Now, an independent advertising regulator in the UK has banned the campaign.
The advertising campaign, which launched in February, featured 25 images of bare breasts in an unedited, grid-format, with faces and lower bodies cropped out. Adidas shared the image on Twitter on February 9 with the caption “We believe women’s breasts in all shapes and sizes deserve support and comfort. Which is why our new sports bra range contains 43 styles, so everyone can find the right fit for them.” Adidas also shared a similar photo in a poster format with the nipples blurred out.
The UK-based Advertising Standards Authority (ASA) on Wednesday announced that after receiving 24 complaints about the ads, Adidas could no longer display these ads on Twitter, ruling that the images breached certain UK advertising codes related to harm and offense as well as social responsibility.
The ASA acknowledged that it did not consider these images to be sexually explicit or objectifying to women, but they did show “explicit nudity.” Even in the version that pixelated the nipples, the ASA ruled that “the breasts were still visible and recognizably naked.”
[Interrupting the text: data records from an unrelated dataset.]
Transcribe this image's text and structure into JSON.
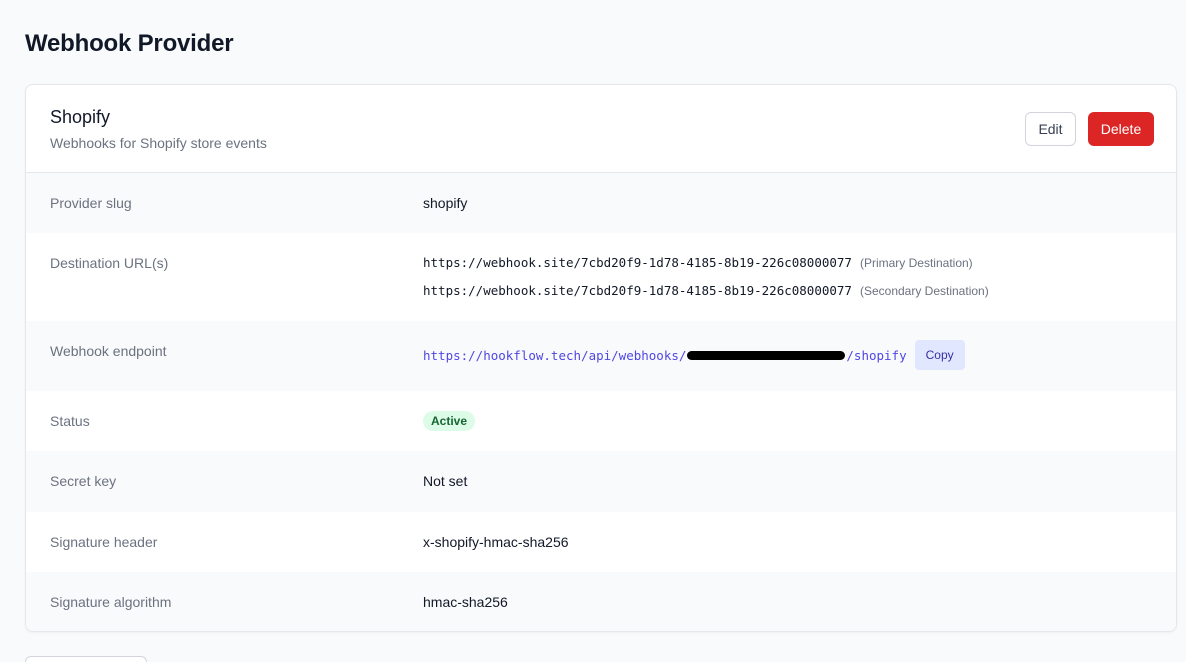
{
  "page": {
    "title": "Webhook Provider"
  },
  "provider": {
    "name": "Shopify",
    "description": "Webhooks for Shopify store events"
  },
  "actions": {
    "edit_label": "Edit",
    "delete_label": "Delete"
  },
  "details": {
    "slug": {
      "label": "Provider slug",
      "value": "shopify"
    },
    "destinations": {
      "label": "Destination URL(s)",
      "items": [
        {
          "url": "https://webhook.site/7cbd20f9-1d78-4185-8b19-226c08000077",
          "note": "(Primary Destination)"
        },
        {
          "url": "https://webhook.site/7cbd20f9-1d78-4185-8b19-226c08000077",
          "note": "(Secondary Destination)"
        }
      ]
    },
    "endpoint": {
      "label": "Webhook endpoint",
      "prefix": "https://hookflow.tech/api/webhooks/",
      "suffix": "/shopify",
      "copy_label": "Copy"
    },
    "status": {
      "label": "Status",
      "value": "Active"
    },
    "secret": {
      "label": "Secret key",
      "value": "Not set"
    },
    "signature_header": {
      "label": "Signature header",
      "value": "x-shopify-hmac-sha256"
    },
    "signature_algorithm": {
      "label": "Signature algorithm",
      "value": "hmac-sha256"
    }
  },
  "colors": {
    "delete": "#dc2626",
    "link": "#4f46e5",
    "badge_bg": "#dcfce7",
    "badge_text": "#166534"
  }
}
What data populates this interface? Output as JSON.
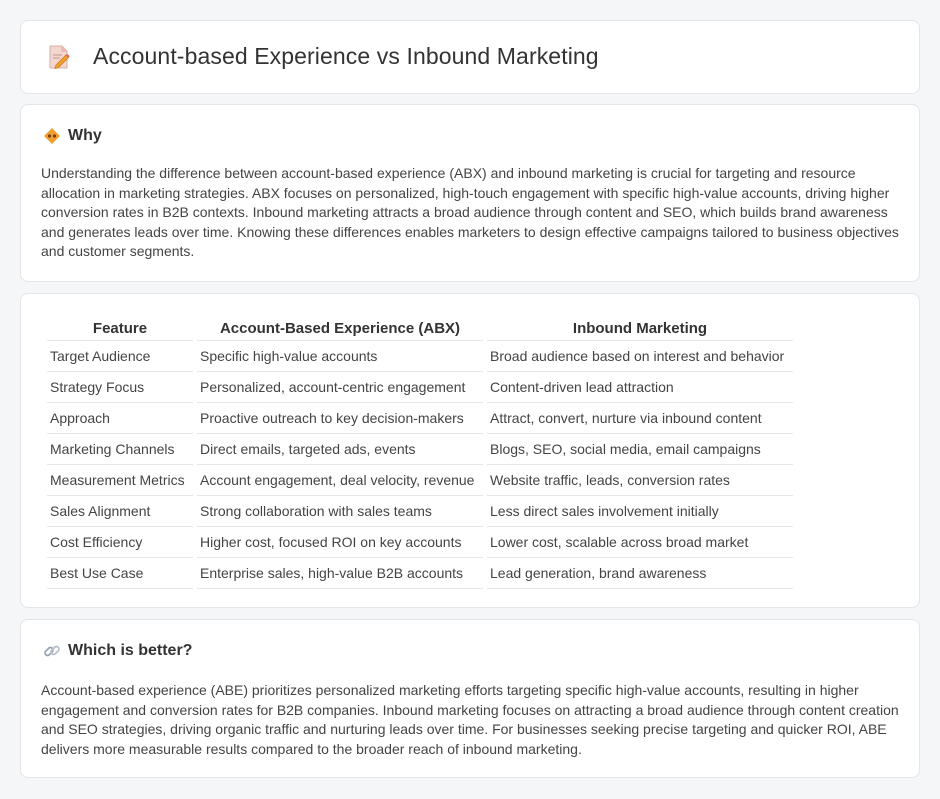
{
  "header": {
    "title": "Account-based Experience vs Inbound Marketing",
    "icon": "document-pencil-icon"
  },
  "why": {
    "icon": "diamond-sign-icon",
    "title": "Why",
    "body": "Understanding the difference between account-based experience (ABX) and inbound marketing is crucial for targeting and resource allocation in marketing strategies. ABX focuses on personalized, high-touch engagement with specific high-value accounts, driving higher conversion rates in B2B contexts. Inbound marketing attracts a broad audience through content and SEO, which builds brand awareness and generates leads over time. Knowing these differences enables marketers to design effective campaigns tailored to business objectives and customer segments."
  },
  "table": {
    "headers": [
      "Feature",
      "Account-Based Experience (ABX)",
      "Inbound Marketing"
    ],
    "rows": [
      [
        "Target Audience",
        "Specific high-value accounts",
        "Broad audience based on interest and behavior"
      ],
      [
        "Strategy Focus",
        "Personalized, account-centric engagement",
        "Content-driven lead attraction"
      ],
      [
        "Approach",
        "Proactive outreach to key decision-makers",
        "Attract, convert, nurture via inbound content"
      ],
      [
        "Marketing Channels",
        "Direct emails, targeted ads, events",
        "Blogs, SEO, social media, email campaigns"
      ],
      [
        "Measurement Metrics",
        "Account engagement, deal velocity, revenue",
        "Website traffic, leads, conversion rates"
      ],
      [
        "Sales Alignment",
        "Strong collaboration with sales teams",
        "Less direct sales involvement initially"
      ],
      [
        "Cost Efficiency",
        "Higher cost, focused ROI on key accounts",
        "Lower cost, scalable across broad market"
      ],
      [
        "Best Use Case",
        "Enterprise sales, high-value B2B accounts",
        "Lead generation, brand awareness"
      ]
    ]
  },
  "better": {
    "icon": "link-icon",
    "title": "Which is better?",
    "body": "Account-based experience (ABE) prioritizes personalized marketing efforts targeting specific high-value accounts, resulting in higher engagement and conversion rates for B2B companies. Inbound marketing focuses on attracting a broad audience through content creation and SEO strategies, driving organic traffic and nurturing leads over time. For businesses seeking precise targeting and quicker ROI, ABE delivers more measurable results compared to the broader reach of inbound marketing."
  },
  "colors": {
    "background": "#f5f6f8",
    "card": "#ffffff",
    "border": "#e3e5e8",
    "accent_orange": "#f0a030"
  }
}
In its response to ASA, Adidas UK said it did not believe the images were “gratuitous” or “sexual,” but were rather meant to “reflect and celebrate different shapes and sizes, illustrate diversity and demonstrate why tailored support bras were important.” Adidas also said the images had been cropped to protect the identity of each model.
“The gallery creative was designed to show just how diverse breasts are, featuring different shapes and sizes that highlight why tailored support is paramount,” an Adidas spokesperson told FN in a statement. “It is important to note that the ASA ruling was related to this creative being used in an untargeted fashion rather than the creative itself and the message, which we stand proudly behind.”
Twitter said the advertisement on the platform was organic and had not been paid for and did not violate the terms of service, though some people did report it.
The ASA said it told Adidas UK to make sure their ads are “targeted responsibly” without causing harm or offense.